What Gives You Fever? It’s Still a Mystery : Health: Bodies, human and otherwise, use temperature elevation to battle infection. But no one knows how important that is.

If you inject a grasshopper with certain bacteria, it will jump to the sunniest blade of grass within reach and commence to develop a fever. Of course, if it had the option of putting its head under the covers, it might do that instead in the hope of thwarting infection.

Fever, it turns out, is one of life’s oldest adaptations, an evolutionary “solution” that has been carefully passed from one phylogenetic family to another, as if it were the gift of fire.

Fever is one of the oldest and most important signs in clinical medicine. Nonetheless, Americans spend at least $1 billion a year to get rid of it, even though very little is known about its effect on the course of disease. Moreover, the workings and purpose of fever are not fully understood by modern science.
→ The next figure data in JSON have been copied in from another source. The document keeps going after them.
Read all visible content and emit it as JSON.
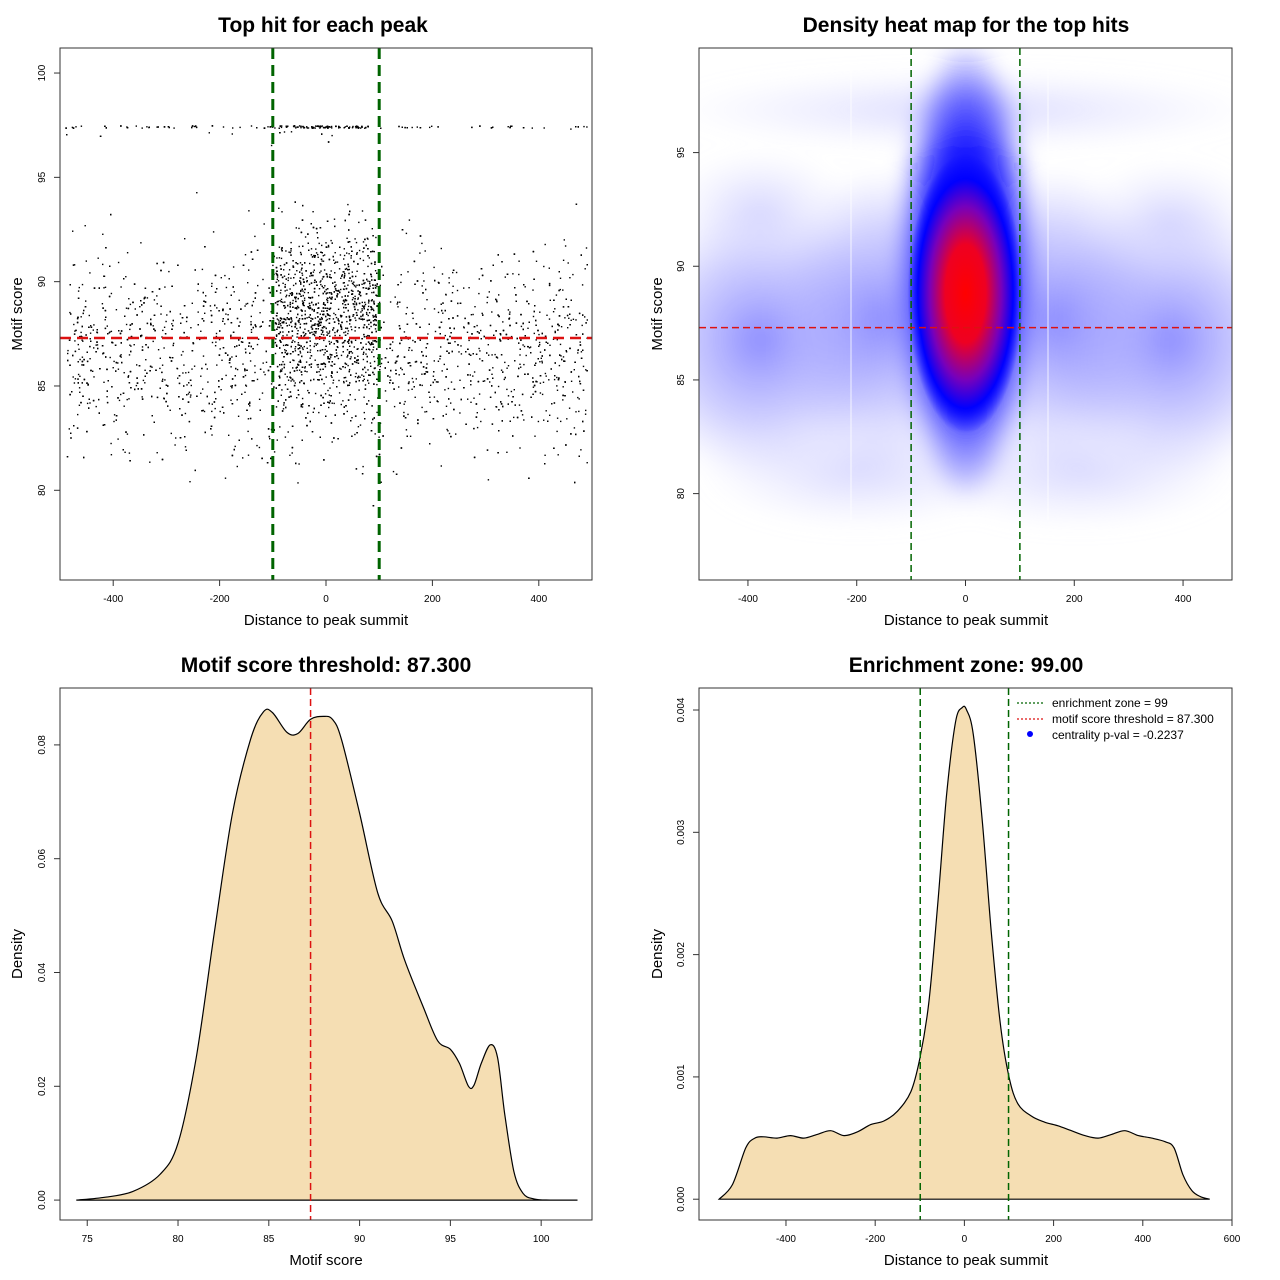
{
  "chart_data": [
    {
      "id": "scatter",
      "type": "scatter",
      "title": "Top hit for each peak",
      "xlabel": "Distance to peak summit",
      "ylabel": "Motif score",
      "xlim": [
        -500,
        500
      ],
      "ylim": [
        75.7,
        101.2
      ],
      "xticks": [
        -400,
        -200,
        0,
        200,
        400
      ],
      "xtick_labels": [
        "-400",
        "-200",
        "0",
        "200",
        "400"
      ],
      "yticks": [
        80,
        85,
        90,
        95,
        100
      ],
      "ytick_labels": [
        "80",
        "85",
        "90",
        "95",
        "100"
      ],
      "vlines": [
        -100,
        100
      ],
      "hline": 87.3,
      "n_points": 5000,
      "central_fraction": 0.33,
      "colors": {
        "points": "#000000",
        "vline": "#006400",
        "hline": "#dd1111"
      }
    },
    {
      "id": "heatmap",
      "type": "heatmap",
      "title": "Density heat map for the top hits",
      "xlabel": "Distance to peak summit",
      "ylabel": "Motif score",
      "xlim": [
        -490,
        490
      ],
      "ylim": [
        76.2,
        99.6
      ],
      "xticks": [
        -400,
        -200,
        0,
        200,
        400
      ],
      "xtick_labels": [
        "-400",
        "-200",
        "0",
        "200",
        "400"
      ],
      "yticks": [
        80,
        85,
        90,
        95
      ],
      "ytick_labels": [
        "80",
        "85",
        "90",
        "95"
      ],
      "vlines": [
        -100,
        100
      ],
      "hline": 87.3,
      "density_peak": {
        "x": 0,
        "y": 88.8
      },
      "colors": {
        "low": "#ffffff",
        "mid": "#0000ff",
        "high": "#ff0000",
        "vline": "#006400",
        "hline": "#dd1111"
      }
    },
    {
      "id": "score-density",
      "type": "area",
      "title": "Motif score threshold: 87.300",
      "xlabel": "Motif score",
      "ylabel": "Density",
      "xlim": [
        73.5,
        102.8
      ],
      "ylim": [
        -0.0035,
        0.09
      ],
      "xticks": [
        75,
        80,
        85,
        90,
        95,
        100
      ],
      "xtick_labels": [
        "75",
        "80",
        "85",
        "90",
        "95",
        "100"
      ],
      "yticks": [
        0,
        0.02,
        0.04,
        0.06,
        0.08
      ],
      "ytick_labels": [
        "0.00",
        "0.02",
        "0.04",
        "0.06",
        "0.08"
      ],
      "x": [
        74.4,
        76,
        77.5,
        79,
        80,
        81,
        82,
        83,
        84,
        84.7,
        85.2,
        86,
        86.6,
        87.3,
        88,
        88.5,
        89,
        90,
        91,
        91.8,
        92.5,
        93.5,
        94.3,
        95,
        95.5,
        96,
        96.3,
        96.7,
        97.2,
        97.6,
        98,
        98.5,
        99,
        99.6,
        100.5,
        102
      ],
      "y": [
        0,
        0.0005,
        0.0015,
        0.0045,
        0.01,
        0.025,
        0.047,
        0.068,
        0.081,
        0.0858,
        0.0857,
        0.0822,
        0.082,
        0.0845,
        0.085,
        0.0845,
        0.081,
        0.068,
        0.054,
        0.049,
        0.042,
        0.034,
        0.028,
        0.0265,
        0.024,
        0.02,
        0.0202,
        0.024,
        0.0273,
        0.025,
        0.015,
        0.005,
        0.0012,
        0.0002,
        0,
        0
      ],
      "vline": 87.3,
      "colors": {
        "fill": "#f5deb3",
        "line": "#000000",
        "vline": "#dd1111"
      }
    },
    {
      "id": "distance-density",
      "type": "area",
      "title": "Enrichment zone: 99.00",
      "xlabel": "Distance to peak summit",
      "ylabel": "Density",
      "xlim": [
        -595,
        600
      ],
      "ylim": [
        -0.00017,
        0.00418
      ],
      "xticks": [
        -400,
        -200,
        0,
        200,
        400,
        600
      ],
      "xtick_labels": [
        "-400",
        "-200",
        "0",
        "200",
        "400",
        "600"
      ],
      "yticks": [
        0,
        0.001,
        0.002,
        0.003,
        0.004
      ],
      "ytick_labels": [
        "0.000",
        "0.001",
        "0.002",
        "0.003",
        "0.004"
      ],
      "x": [
        -550,
        -520,
        -490,
        -470,
        -450,
        -420,
        -390,
        -360,
        -330,
        -300,
        -270,
        -240,
        -210,
        -180,
        -150,
        -120,
        -100,
        -80,
        -60,
        -40,
        -20,
        -5,
        5,
        20,
        40,
        60,
        80,
        100,
        120,
        150,
        180,
        210,
        240,
        270,
        300,
        330,
        360,
        390,
        420,
        450,
        470,
        490,
        510,
        530,
        550
      ],
      "y": [
        0,
        0.00012,
        0.00042,
        0.0005,
        0.00051,
        0.0005,
        0.00052,
        0.0005,
        0.00053,
        0.00056,
        0.00052,
        0.00055,
        0.00061,
        0.00064,
        0.00072,
        0.00088,
        0.00115,
        0.0016,
        0.0024,
        0.0033,
        0.0039,
        0.00402,
        0.004,
        0.0038,
        0.0031,
        0.0022,
        0.00145,
        0.001,
        0.00078,
        0.00068,
        0.00063,
        0.0006,
        0.00056,
        0.00052,
        0.0005,
        0.00053,
        0.00056,
        0.00052,
        0.0005,
        0.00047,
        0.00042,
        0.0002,
        7e-05,
        2e-05,
        0
      ],
      "vlines": [
        -99,
        99
      ],
      "legend": {
        "position": "top-right",
        "entries": [
          {
            "label": "enrichment zone = 99",
            "kind": "dotted-line",
            "color": "#006400"
          },
          {
            "label": "motif score threshold = 87.300",
            "kind": "dotted-line",
            "color": "#dd1111"
          },
          {
            "label": "centrality p-val = -0.2237",
            "kind": "point",
            "color": "#0000ff"
          }
        ]
      },
      "colors": {
        "fill": "#f5deb3",
        "line": "#000000",
        "vline": "#006400"
      }
    }
  ]
}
A team of medical researchers in Baltimore this fall reported that in human beings, fever should be considered any temperature higher than 98.9 degrees Fahrenheit in the morning, or 99.9 later in the day. The long-established “normal” standard of 98.6 is not a sacred barrier beyond which lies evidence of illness.

Those findings reinforce the fact that the regulation of temperature is one of life’s subtlest, and most mysterious, mechanisms.

Temperature not only helps determine behavior, fertility and metabolism, it also significantly affects the immune system--every animal’s built-in medicine cabinet. Temperature, in many ways, is the key to the cabinet.

With such potent effects, it is of little surprise that temperature is both jealously defended and constantly adjusted in organisms virtually throughout the animal kingdom.

A part of the brain called the hypothalamus is the seat of temperature regulation in higher animals. Highly specialized cells there are sensitive to changes in the temperature of circulating blood and also receive information from nerve cells in the skin and other remote locations. For human beings, the goal is to maintain temperature roughly between 98 and 99 F.

When temperature rises or falls significantly, an animal is driven to undertake behaviors that will adjust its temperature to the desired range. For people, this can be as simple as putting on or taking off a sweater. If such gross adjustments are not sufficient, the body will rely on internal devices, notably sweating or shivering.

When microorganisms invade the body, the immune system is stimulated to produce chemical substances, called pyrogens, that change the sensitivity of the hypothalamic nerve cells. This ultimately creates a new and higher temperature “set point” for the system, one the organism seeks with the same fervor it previously showed for the lower one.

Cold-blooded animals work just as hard as warm-blooded ones to mount fevers, even though cold-blooded creatures have only behavioral adaptations to assist them. Infected goldfish, for example, will swim to the warmest part of a pond.

Given all the research that has gone into fever’s effects in other species, it is perhaps surprising that so little is known about its importance in human disease. No clinical trials have ever determined whether, on balance, people with infections do better or worse if fever is left to run its course.

In fact, fever is one of the few symptoms of disease that virtually everyone is comfortable treating without medical advice. This is true in part because the most popular over-the-counter painkillers--aspirin, acetaminophen and ibuprofen--all reduce fever. Without a prescription, it is virtually impossible to treat pain without also treating fever.

Doctors, for their part, generally are not taught to respect evolution’s prescriptions if they think they can write a better one.

For example, one researcher has developed a complex method of curing the common cold--something the common fever would probably do by itself. Jack Gwaltney, a physician and virologist at the University of Virginia, is about to publish results of a clinical trial in which people infected with cold viruses got over their illnesses more quickly when given a three-part regimen of drugs that included inserting one in the nose, inhaling another and a swallowing a third. It’s a treatment not available anywhere else in the animal kingdom.

“I just do not think the scientific evidence shows that in the common cold, treating symptoms (like fever) does anything detrimental to your immune system,” he said.